Und auch die Hallstadter Stadtspitze signalisiert Widerstand - wegen der Überschwemmungsflächen: "Die Planungen des Freistaates Bayern und des Wasserwirtschaftsamtes Kronach zur Ertüchtigung des Hochwasserschutzes in Hallstadt und auch in unserer Nachbarkommune Kemmern gehen davon aus, dass diese Retentionsflächen entlang des Mains bestehen bleiben", erklärt Pressesprecherin Janina Selig das Argument der nördlichen Nachbarn. "Aus unserer Sicht ist es nicht möglich, an diesem Standort Gewerbe anzusiedeln."
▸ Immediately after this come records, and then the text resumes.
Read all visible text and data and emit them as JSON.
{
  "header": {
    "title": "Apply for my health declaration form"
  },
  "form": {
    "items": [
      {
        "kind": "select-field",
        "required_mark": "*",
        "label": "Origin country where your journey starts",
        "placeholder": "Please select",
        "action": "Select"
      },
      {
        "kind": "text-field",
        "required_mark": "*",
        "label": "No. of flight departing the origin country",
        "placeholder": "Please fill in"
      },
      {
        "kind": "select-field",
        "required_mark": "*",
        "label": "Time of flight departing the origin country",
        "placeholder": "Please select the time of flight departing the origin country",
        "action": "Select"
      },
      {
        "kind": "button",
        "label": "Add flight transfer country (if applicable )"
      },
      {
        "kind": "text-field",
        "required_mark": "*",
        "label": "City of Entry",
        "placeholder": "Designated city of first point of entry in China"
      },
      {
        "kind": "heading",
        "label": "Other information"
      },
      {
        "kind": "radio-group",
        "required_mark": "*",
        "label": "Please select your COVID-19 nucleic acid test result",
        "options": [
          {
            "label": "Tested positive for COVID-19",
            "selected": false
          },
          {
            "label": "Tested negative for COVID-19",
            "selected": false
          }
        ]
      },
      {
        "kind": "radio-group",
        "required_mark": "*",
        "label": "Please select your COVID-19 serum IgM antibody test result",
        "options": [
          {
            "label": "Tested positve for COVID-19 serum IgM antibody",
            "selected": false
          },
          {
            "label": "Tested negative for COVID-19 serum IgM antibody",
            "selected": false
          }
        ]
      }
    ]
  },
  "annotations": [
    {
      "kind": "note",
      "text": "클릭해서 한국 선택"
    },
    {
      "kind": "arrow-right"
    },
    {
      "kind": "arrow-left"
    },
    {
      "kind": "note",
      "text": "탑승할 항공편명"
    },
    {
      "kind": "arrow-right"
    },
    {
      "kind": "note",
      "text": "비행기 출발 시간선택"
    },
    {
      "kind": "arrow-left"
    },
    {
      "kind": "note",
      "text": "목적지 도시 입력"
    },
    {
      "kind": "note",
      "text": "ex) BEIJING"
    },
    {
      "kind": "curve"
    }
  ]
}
Auf der anderen Seite, in Bischberg, blickt Bürgermeister Johann Pfister (BI) gelassen auf die Bamberger Pläne. "Wir können erst konkret etwas dazu sagen, wenn wir die Planungen kennen, denn das, was vor Jahren geplant war, ist ja nicht mehr aktuell." Was er nicht sagt: Es wird noch viel Wasser aus der Regnitz in den Main laufen, bis hier überhaupt etwas entstehen könnte.

So sehen es letztlich auch die Bamberger Planer: "Aus den genannten Gründen wurde der Planung eines Gewerbeparks auf dem ehemaligen Muna-Gelände in den letzten Jahren der Vorrang gegeben", erklärt Goller. Dennoch habe die Stadtverwaltung die Flächen nördlich der B 26 nicht aus den Augen verloren und ist nach wie vor in Gesprächen, unter anderem mit dem Wasserwirtschaftsamt und dem Bayernhafen, wie diese Flächen einer gewerblichen Nutzung zugeführt werden können. Bevor der neue Gefängnisstandort bei Burgebrach gefunden war, war auch ein Neubau hier an der B 26 im Gespräch.

Die wirtschaftliche Entwicklungsrichtung Bambergs beschreiben die Verantwortlichen im Rathaus derzeit als alternativlos: "Denn an anderer Stelle im Stadtgebiet gibt es keine größeren zusammenhängenden Flächen mehr, die sich für die Ausweisung eines Gewerbegebiets eignen."

Der Bund Naturschutz sieht das anders. Er verweist darauf, dass die Stadt Bamberg im statistischen Vergleich relativ viel Gewerbeflächen hat. Zum Gebiet nördlich der B 26 sagt der Vorsitzende Martin Bücker: "Das Gebiet ist problematisch." Sandmagerrasen und Hochwasserflächen: "Hier findet sich ein Mosaik aus verschiedenen Biotop-Typen." Bücker erkennt darin eine Scheindiskussion, in deren Schatten erneut die Muna in den Fokus der Gewerbeansiedlungen genommen werden soll - und kündigt Widerstand an.